Indemnification - Under the Fund's organizational documents, its officers and directors are indemnified against certain liabilities arising out of the performance of their duties to the Fund. In addition, some of the Fund's contracts with its service providers contain general indemnification clauses. The Fund's maximum exposure under these arrangements is unknown since the amount of any future claims that may be made against the Fund cannot be determined and the Fund has no historical basis for predicting the likelihood of any such claims.
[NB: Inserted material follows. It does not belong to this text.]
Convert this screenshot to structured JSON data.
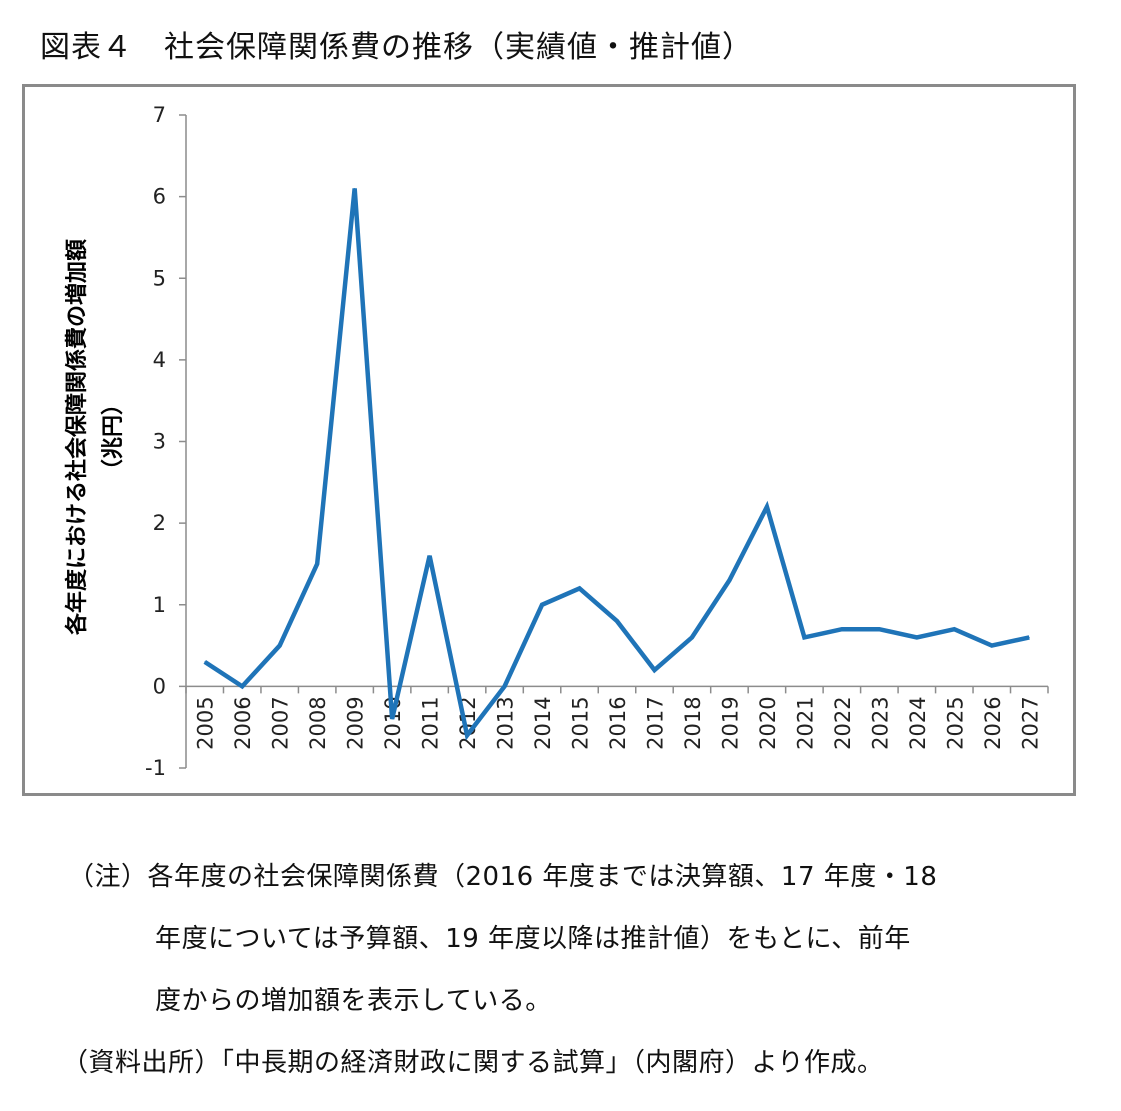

Use of Estimates in Financial Statements - In preparing financial statements in conformity with accounting principles generally accepted in the United States of America, management makes estimates and assumptions that affect the reported amounts of assets and liabilities and disclosure of contingent assets and liabilities at the date of the financial statements, as well as the reported amounts of income and expenses during the reporting period. Actual results may differ from these estimates.
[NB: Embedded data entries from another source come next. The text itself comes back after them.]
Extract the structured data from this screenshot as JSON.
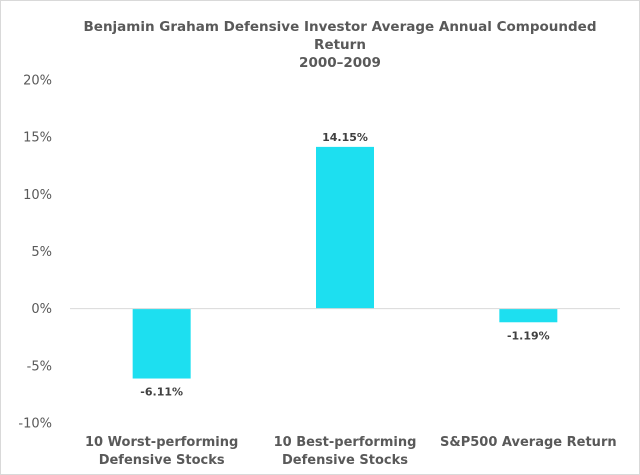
{
  "chart_data": {
    "type": "bar",
    "title_lines": [
      "Benjamin Graham Defensive Investor Average Annual Compounded",
      "Return",
      "2000–2009"
    ],
    "categories": [
      [
        "10 Worst-performing",
        "Defensive Stocks"
      ],
      [
        "10 Best-performing",
        "Defensive Stocks"
      ],
      [
        "S&P500 Average Return"
      ]
    ],
    "values": [
      -6.11,
      14.15,
      -1.19
    ],
    "data_labels": [
      "-6.11%",
      "14.15%",
      "-1.19%"
    ],
    "ylim": [
      -10,
      20
    ],
    "yticks": [
      20,
      15,
      10,
      5,
      0,
      -5,
      -10
    ],
    "ytick_labels": [
      "20%",
      "15%",
      "10%",
      "5%",
      "0%",
      "-5%",
      "-10%"
    ],
    "bar_color": "#1ddff0",
    "axis_color": "#d9d9d9",
    "grid": false
  }
}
Directors Fees and Expenses - The Fund set up a Rabbi Trust to provide for the deferred compensation plan for Independent Directors that enables them to elect to defer receipt of all or a portion of annual fees they are entitled to receive. The value of an eligible Director's account is based upon years of service and fees paid to each Director during the years of service. The amount paid to the Director by the Trust under the plan will be determined based upon the performance of the Davis Funds in which the amounts are invested.
NOTE 2 - PURCHASES AND SALES OF SECURITIES
The cost of purchases and proceeds from sales of investment securities (excluding short-term investments) during the six months ended January 31, 2024 were $278,208,177 and $802,274,407, respectively.
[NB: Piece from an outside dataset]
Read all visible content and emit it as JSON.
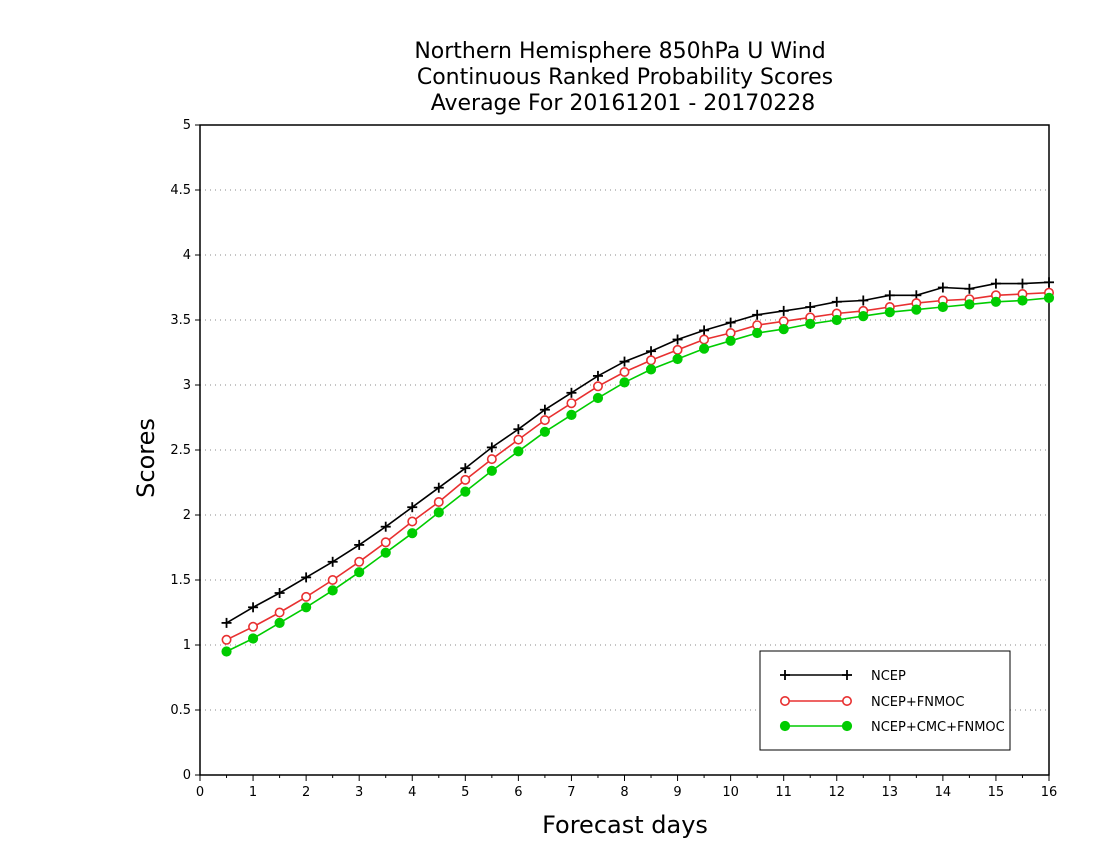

NOTE 3 - FEES AND OTHER TRANSACTIONS WITH SERVICE PROVIDERS (INCLUDING AFFILIATES)
Davis Selected Advisers-NY, Inc. (“DSA-NY”), a wholly-owned subsidiary of the Adviser, acts as sub-adviser to the Fund. DSA-NY performs research and portfolio management services for the Fund under a Sub-Advisory Agreement with the Adviser. The Fund pays no fees directly to DSA-NY.
All officers of the Fund (including Interested Directors) hold positions as executive officers with the Adviser or its affiliates.
Investment Advisory Fees and Reimbursement/Waivers of Expenses - Advisory fees are paid monthly to the Adviser. The annual rate is 0.55% of the average net assets on the first $3 billion, 0.54% on the next $1 billion, 0.53% on the next $1 billion, 0.52% on the next $1 billion, 0.51% on the next $1 billion, 0.50% on the next $3 billion, 0.485% on the next $8 billion, 0.47% on the next $7 billion, 0.455% on the next $8 billion, 0.44% on the next $7 billion, 0.425% on the next $8 billion, 0.41% on the next $7 billion, and 0.395% of the average net assets in excess of $55 billion. Advisory fees paid during the six months ended January 31, 2024 approximated 0.54% of the average net assets. The Adviser is contractually committed to waive fees and/or reimburse the Fund’s expenses to the extent necessary to cap total annual fund operating expenses (Class A shares, 1.00%; Class B shares, 1.75%; Class C shares, 1.75%; Class R shares, 1.25%; and Class Y shares, 0.75%). The Adviser is obligated to continue the expense cap through December 1, 2024. The expense cap cannot be modified prior to this date without the consent of the Board of Directors. After that date, there is no assurance that the Adviser will continue to cap expenses. The Adviser may not recoup any of the operating expenses it has reimbursed to the Fund. During the six months ended January 31, 2024, such reimbursements for Class B shares amounted to $10,326.